I frequently get questions along these lines: “If we pay someone a commission to make introductions to investors, that’s okay, right? I mean, people do it all the time.”
Then we get into discussions about broker-dealer vs. finder and the requirements for a finder under the Texas statutes. However, if someone is getting paid a commission for introductions to investors, you can bet he or she is acting as broker and better have a license.
Another unregistered broker-dealer case came down from the SEC last month. In this case, an investment fund retained Stephens as a “consultant” to find potential investors. Stephens had not been registered with the SEC in any capacity since he was barred from association with investment advisers since 2002. However, due to connections with the fund and a long history in the industry, he still had contacts with potential investors.
Stephens’ consulting arrangement entitled him to a percentage of all capital commitments from investors he introduced, which was revised for other introductions. He earned about $3.8 million on commitments of $569 million, which is not too shabby. He was also involved significantly in the investor solicitation process and provided services way beyond the “finder” function.

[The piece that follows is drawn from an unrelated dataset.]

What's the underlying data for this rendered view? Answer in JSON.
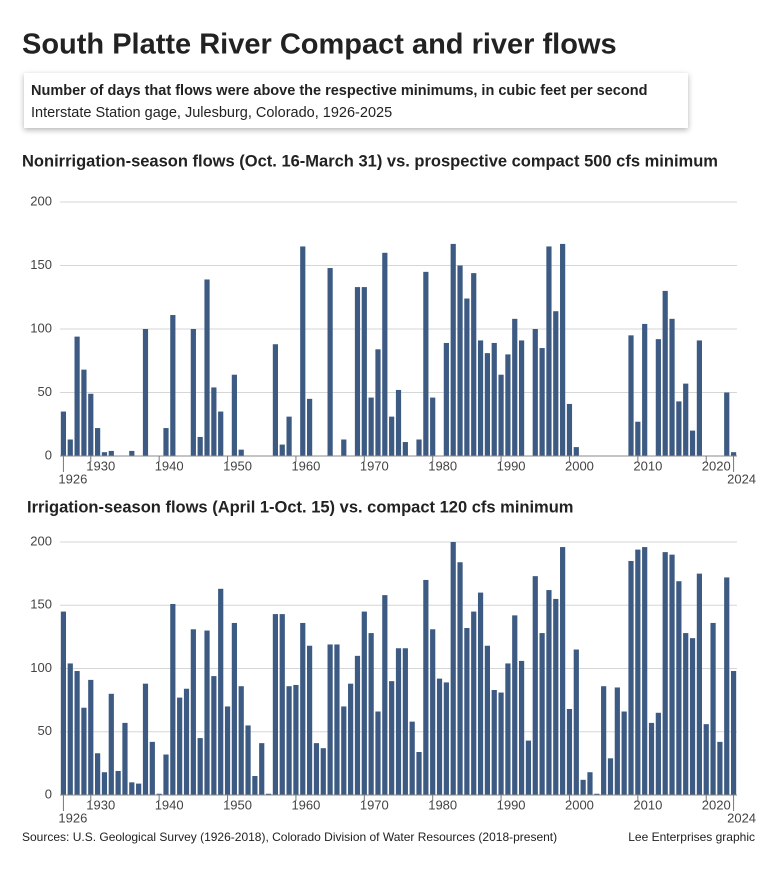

Fines, industry suspensions and cease-and-desist orders were delivered to the fund and the principals of the fund, proving that someone else’s improper conduct can hurt the issuer and the individuals involved (another thing I hear: “If it is a problem, it isn’t my problem, right?” Wrong.). Although the facts of the case seem egregious, most situations seem to be closer calls. However, the results are usually the same, and calling someone a “consultant” (a frequent suggestion) does not change the analysis.
For $3.8 million (or even a lot less), just get licensed or hire someone who is.